Vous avez exercé en tant que journaliste pendant plusieurs années, parlez-nous de votre parcours de professionnel de média ?
(Rire), oui, j’ai fait mes premières armes à la Télévision Nationale Togolaise (TVT) dans les années 1996, comme journaliste reporter et me suis très vite intéressée à la thématique de l’environnement que je gérais à l’époque avec feu Cléo Pétchézi, un grand professionnel dont je salue ici la mémoire, car nous avons fait de merveilleuses expériences professionnelles ensemble.
Après deux ans à la TVT, j’ai dû quitter mon pays pour me rendre au Bénin où j’ai eu la chance d’être recrutée dans une structure internationale de radio production et de diffusion. Il s’agit du Bureau Afrique de Radio Nederland (BARN), installé à Cotonou et dirigé par un grand homme de media, mondialement connu pour sa rigueur et son professionnalisme, M. SOULE Issiaka. Là-bas, j’ai beaucoup appris car j’ai eu à côtoyer des ainés qui avaient plus de vingt ans d’expérience. Là j’ai appris la production radiophonique au sens pratique du terme car j’étais appelée à produire des émissions et magazines radiophoniques qui étaient distribués gratuitement à des radios partenaires de notre Bureau de par l’Afrique. Cette étape de ma vie professionnelle m’a permis de beaucoup voyager et de faire la majeure partie du continent africain et d’autres continents également pour la réalisation de mes émissions. J’ai fait cinq () années au BARN, avant de décider de travailler en tant que journaliste – freelance.

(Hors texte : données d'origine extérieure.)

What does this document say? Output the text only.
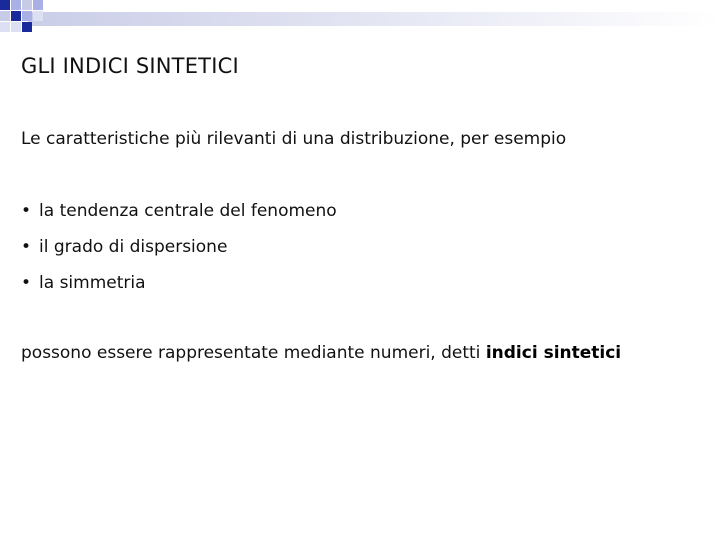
GLI INDICI SINTETICI
Le caratteristiche più rilevanti di una distribuzione, per esempio
• la tendenza centrale del fenomeno
• il grado di dispersione
• la simmetria
possono essere rappresentate mediante numeri, detti indici sintetici
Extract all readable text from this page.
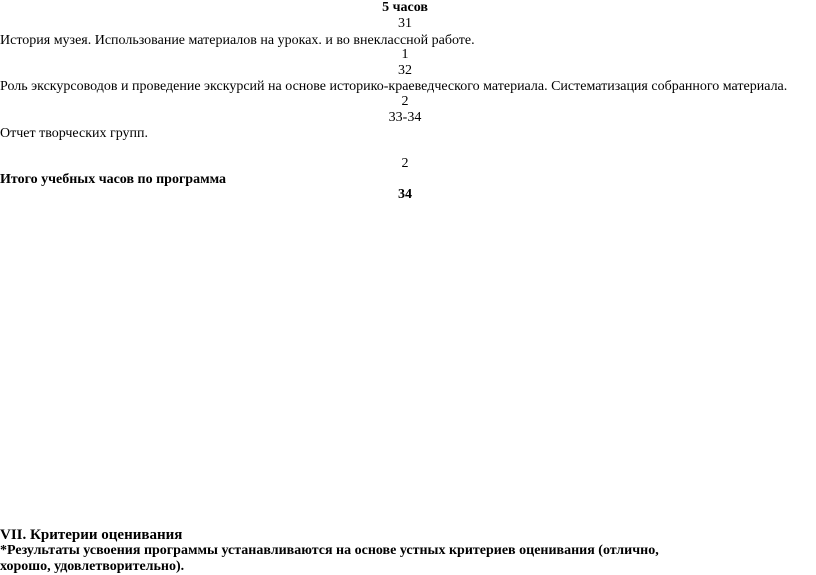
5 часов
31
История музея. Использование материалов на уроках. и во внеклассной работе.
1
32
Роль экскурсоводов и проведение экскурсий на основе историко-краеведческого материала. Систематизация собранного материала.
2
33-34
Отчет творческих групп.
2
Итого учебных часов по программа
34
VII. Критерии оценивания
*Результаты усвоения программы устанавливаются на основе устных критериев оценивания (отлично, хорошо, удовлетворительно).
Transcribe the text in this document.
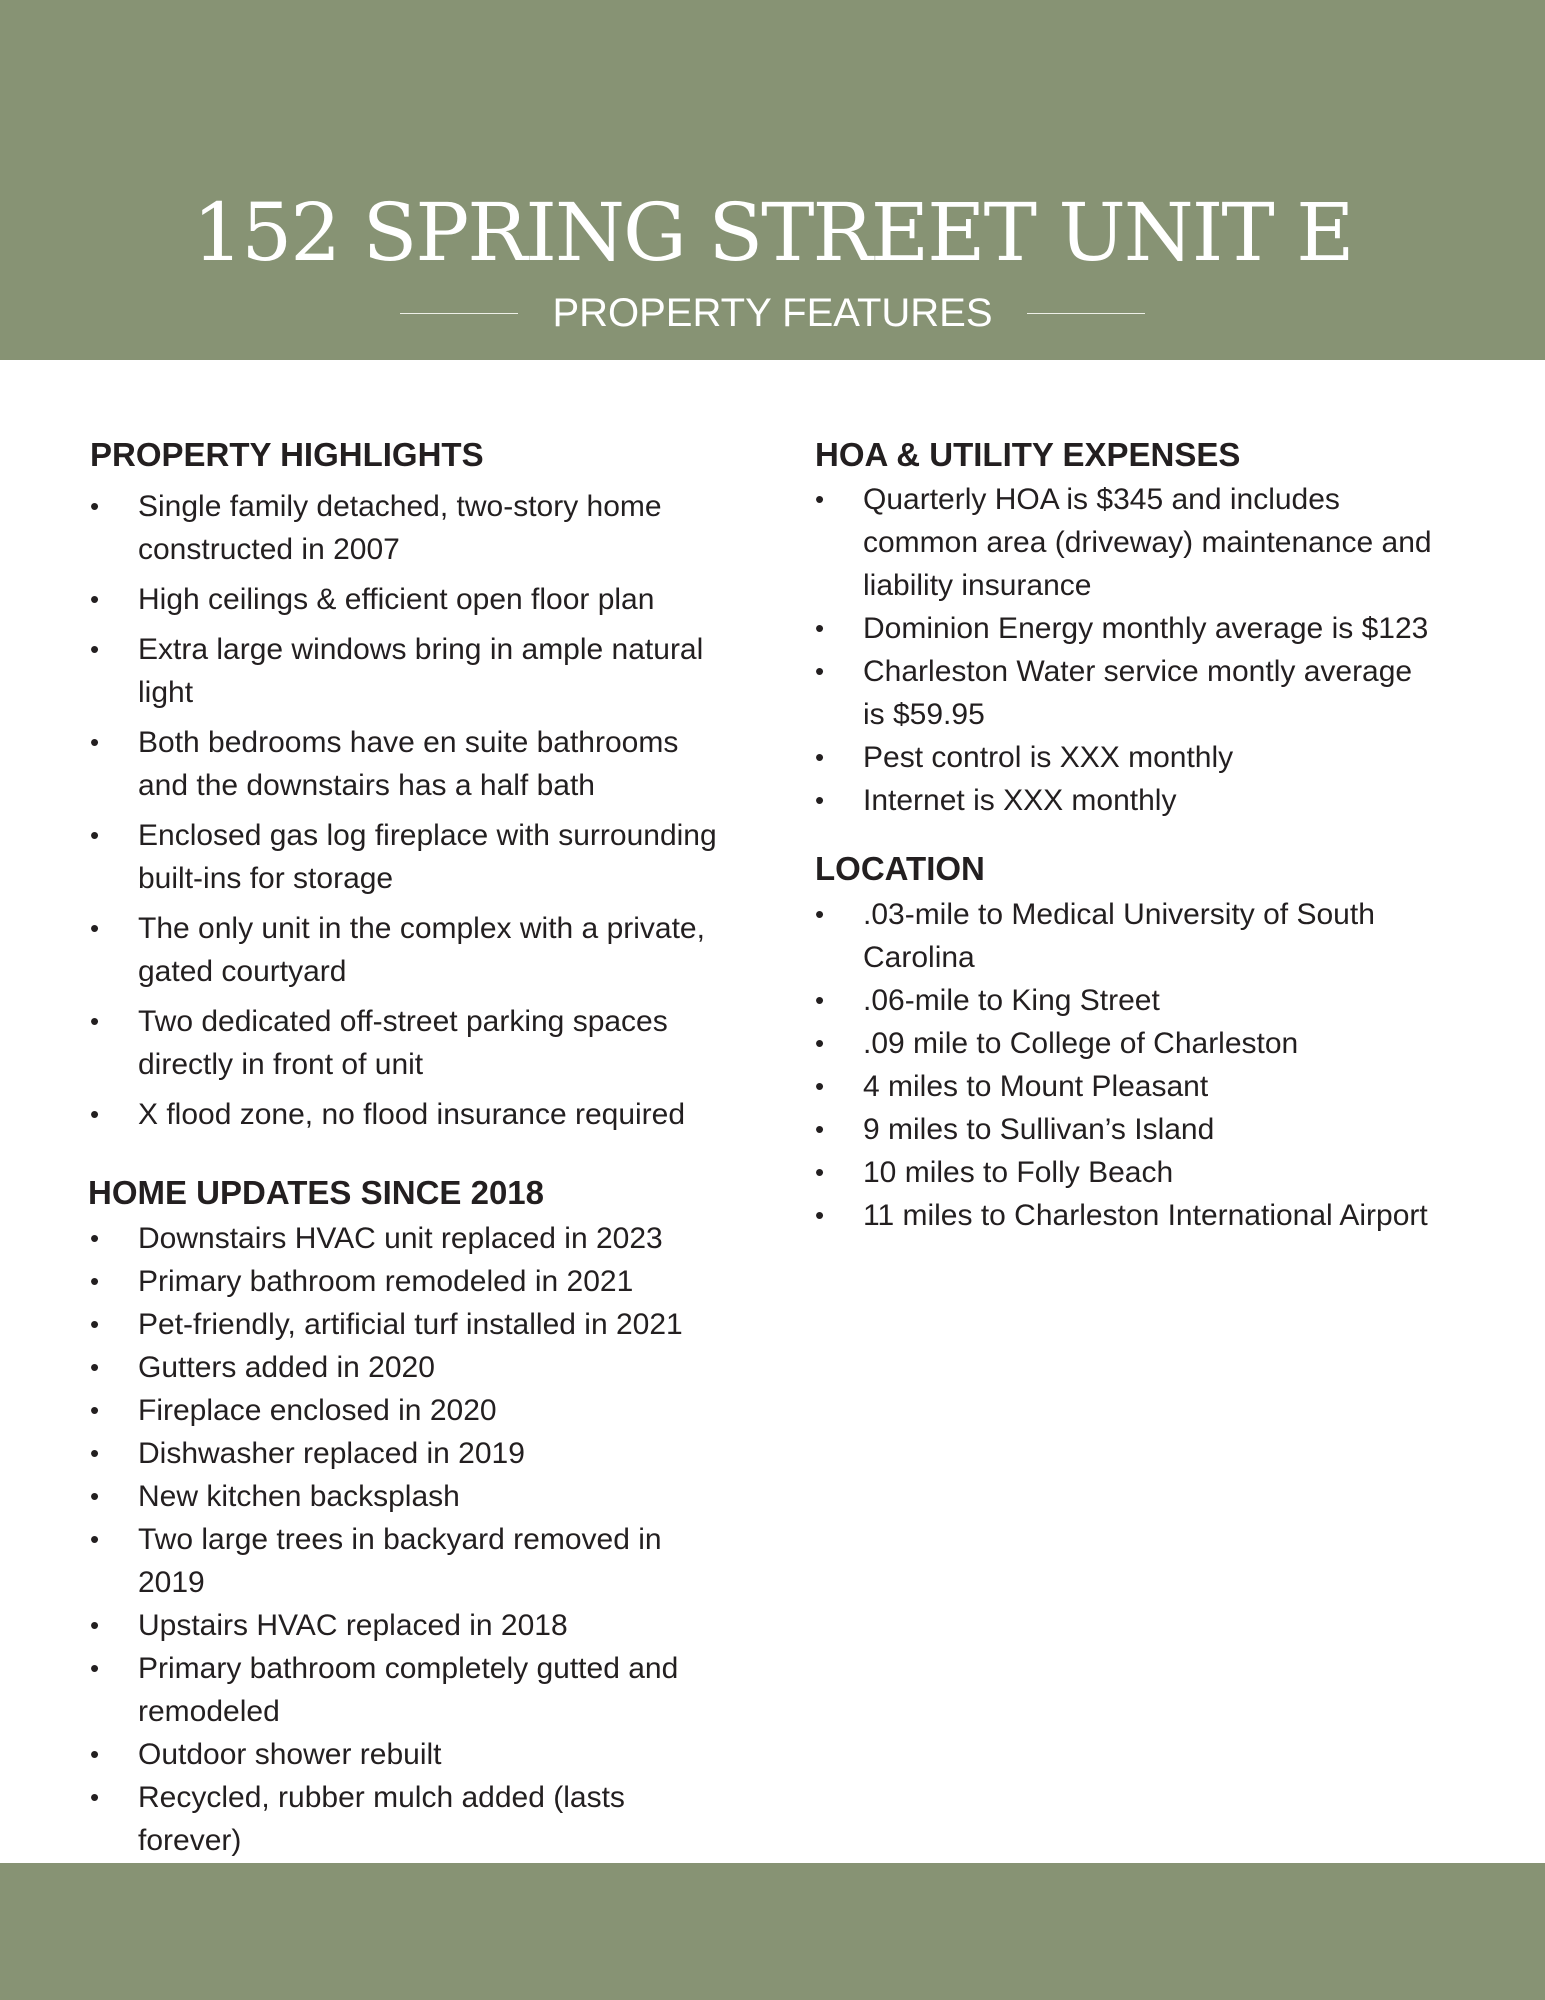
152 SPRING STREET UNIT E
PROPERTY FEATURES
PROPERTY HIGHLIGHTS
• Single family detached, two-story home constructed in 2007
• High ceilings & efficient open floor plan
• Extra large windows bring in ample natural light
• Both bedrooms have en suite bathrooms and the downstairs has a half bath
• Enclosed gas log fireplace with surrounding built-ins for storage
• The only unit in the complex with a private, gated courtyard
• Two dedicated off-street parking spaces directly in front of unit
• X flood zone, no flood insurance required
HOME UPDATES SINCE 2018
• Downstairs HVAC unit replaced in 2023
• Primary bathroom remodeled in 2021
• Pet-friendly, artificial turf installed in 2021
• Gutters added in 2020
• Fireplace enclosed in 2020
• Dishwasher replaced in 2019
• New kitchen backsplash
• Two large trees in backyard removed in 2019
• Upstairs HVAC replaced in 2018
• Primary bathroom completely gutted and remodeled
• Outdoor shower rebuilt
• Recycled, rubber mulch added (lasts forever)
HOA & UTILITY EXPENSES
• Quarterly HOA is $345 and includes common area (driveway) maintenance and liability insurance
• Dominion Energy monthly average is $123
• Charleston Water service montly average is $59.95
• Pest control is XXX monthly
• Internet is XXX monthly
LOCATION
• .03-mile to Medical University of South Carolina
• .06-mile to King Street
• .09 mile to College of Charleston
• 4 miles to Mount Pleasant
• 9 miles to Sullivan’s Island
• 10 miles to Folly Beach
• 11 miles to Charleston International Airport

Après cette expérience très riche, l’occasion m’a été donnée de diriger une radio communautaire à Abomey Calavi, toujours au Bénin en tant que directrice générale adjointe, une fonction que je cumulais avec mes postes de rédactrice en chef et de chef de programme car la radio n’avait pas ces compétences alors que nous avions à l’époque de jeunes étudiants talentueux qui ne voulaient qu’apprendre. Le travail dans cette radio m’a donnée l’opportunité de prendre part à un concours continental organisé pour les journalistes, concours que j’ai gagné avec un malien et tous deux, sommes allés représentés l’Afrique au Canada et en France et où nous avions bénéficié de stage de perfectionnement à Radio Canada International, à RFI et dans trois radios communautaires en France.
C’est ce stage qui m’a donné l’occasion d’être identifié par Radio Canada International pour être sa correspondante au Togo et au Bénin dans le cadre de la production d’un magazine culturel qui parlait de la vie des canadiens dans ces deux pays.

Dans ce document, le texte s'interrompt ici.